The old to new material in the sample varied from 40% - 60% new to old material to 60% - 40% new to oldgiving rise to a statistical anomaly that had the sub-samples supposedly clipped from a homogenous main sample reporting dates that varied from 1260 to 1390, a red flag that should have alerted scientists that something was wrong with the sample.
Based on estimates of the ratios of New Cotton to Old Linen from observation of photomicrographs of the 1988 C14 test samples, using a historically-plausible date for reweaving of 1560, Ronald Hatfield of the radiocarbon dating firm Beta Analytic provided estimates that show that the original shroud Linen cloth might easily be 2000 years old. Harry Gove, the inventor of the C14 process used to date the Shroud concurred with that estimate. An unauthorized C14 test performed on a thread pulled from the center of the Shroud reported a creation date of 1st century, plus or minus 100 years.
Pollen from plants growing only in the Jerusalem area has been found on the Shroud as well as imbedded limestone dustTravertine Aragonitea type that is unique and found also only in the Jerusalem area near Golgotha... The limestone dust is found ONLY on the backside of the dorsal image where the cloth would have been laid against freshly hewn limestone.
As to your comments about the value of cloth in historic times, if you will recall you and I had a discussion several years ago on FR about the amount of labor that went into producing a cloth of this nature... and its relative value. The Bible states that Joseph of Arimathea purchased a fine Linen cloth for Jesus' burial... the cloth of the Shroud meets that criteria.

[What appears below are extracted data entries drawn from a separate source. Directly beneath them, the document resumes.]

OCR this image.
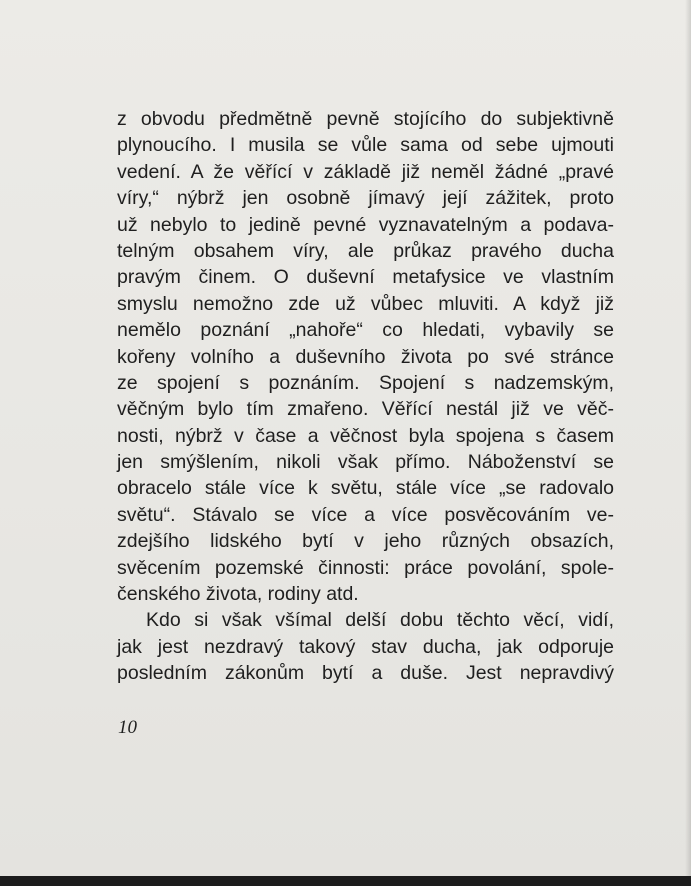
z obvodu předmětně pevně stojícího do subjektivně
plynoucího. I musila se vůle sama od sebe ujmouti
vedení. A že věřící v základě již neměl žádné „pravé
víry,“ nýbrž jen osobně jímavý její zážitek, proto
už nebylo to jedině pevné vyznavatelným a podava-
telným obsahem víry, ale průkaz pravého ducha
pravým činem. O duševní metafysice ve vlastním
smyslu nemožno zde už vůbec mluviti. A když již
nemělo poznání „nahoře“ co hledati, vybavily se
kořeny volního a duševního života po své stránce
ze spojení s poznáním. Spojení s nadzemským,
věčným bylo tím zmařeno. Věřící nestál již ve věč-
nosti, nýbrž v čase a věčnost byla spojena s časem
jen smýšlením, nikoli však přímo. Náboženství se
obracelo stále více k světu, stále více „se radovalo
světu“. Stávalo se více a více posvěcováním ve-
zdejšího lidského bytí v jeho různých obsazích,
svěcením pozemské činnosti: práce povolání, spole-
čenského života, rodiny atd.
Kdo si však všímal delší dobu těchto věcí, vidí,
jak jest nezdravý takový stav ducha, jak odporuje
posledním zákonům bytí a duše. Jest nepravdivý
10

So knowing what the residue consists of (say, X), and knowing what the cloth consists of (say Y), whatever would be not X or not Y would be what makes the image.
Is that not a known substance? Or is there nothing that is not X or not Y, but we see that the image does exist so it is a huge mystery? Or is it that there is so much "there" because of handling the cloth, displaying it to the elements, etc., that it cannot be "boiled down" to just what makes the image?
If you know...
Another great post! This would seem to clinch the argument, wouldn't it? Now, all they need would be to repeat it a couple of times, and the debate would be over -- or at least drastically recast!

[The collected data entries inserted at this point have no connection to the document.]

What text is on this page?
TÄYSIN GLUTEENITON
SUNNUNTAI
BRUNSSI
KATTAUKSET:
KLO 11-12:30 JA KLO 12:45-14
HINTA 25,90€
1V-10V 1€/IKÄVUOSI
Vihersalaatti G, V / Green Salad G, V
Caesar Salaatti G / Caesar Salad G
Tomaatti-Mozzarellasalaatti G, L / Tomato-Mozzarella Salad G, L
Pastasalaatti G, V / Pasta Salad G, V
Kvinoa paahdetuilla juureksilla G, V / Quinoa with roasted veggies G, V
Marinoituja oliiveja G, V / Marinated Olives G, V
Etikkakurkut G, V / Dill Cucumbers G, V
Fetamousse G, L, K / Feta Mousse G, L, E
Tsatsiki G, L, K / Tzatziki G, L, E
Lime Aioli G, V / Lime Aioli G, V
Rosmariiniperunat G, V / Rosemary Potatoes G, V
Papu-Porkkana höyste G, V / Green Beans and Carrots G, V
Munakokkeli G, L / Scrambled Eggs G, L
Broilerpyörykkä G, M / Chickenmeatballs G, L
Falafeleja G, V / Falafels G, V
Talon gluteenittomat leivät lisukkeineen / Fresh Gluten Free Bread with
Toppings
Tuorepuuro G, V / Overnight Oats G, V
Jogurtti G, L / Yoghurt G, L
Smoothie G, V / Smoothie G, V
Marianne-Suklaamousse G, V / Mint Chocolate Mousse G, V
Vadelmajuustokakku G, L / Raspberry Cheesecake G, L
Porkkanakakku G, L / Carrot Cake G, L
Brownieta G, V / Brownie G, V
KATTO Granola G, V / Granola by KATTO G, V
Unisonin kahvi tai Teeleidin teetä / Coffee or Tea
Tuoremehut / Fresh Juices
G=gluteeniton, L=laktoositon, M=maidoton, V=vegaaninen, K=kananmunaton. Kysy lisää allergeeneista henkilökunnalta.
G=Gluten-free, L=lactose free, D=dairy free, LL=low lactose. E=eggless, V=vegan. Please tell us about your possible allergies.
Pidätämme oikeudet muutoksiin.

Of course, from the Church's perspective, why end the debate too quickly? Why not let new ideas percolate and soak in slowly, so to speak?
For certain, the Shroud has a most interesting history, which will have left many different marks and deposits on it. Look at one section and it says: Medieval repairs, another section may say: sixth century Byzantine, still another: first century Jerusalem, who knows? Perhaps fully unraveling all the Shroud's mysteries could take as long as the Shroud's history itself?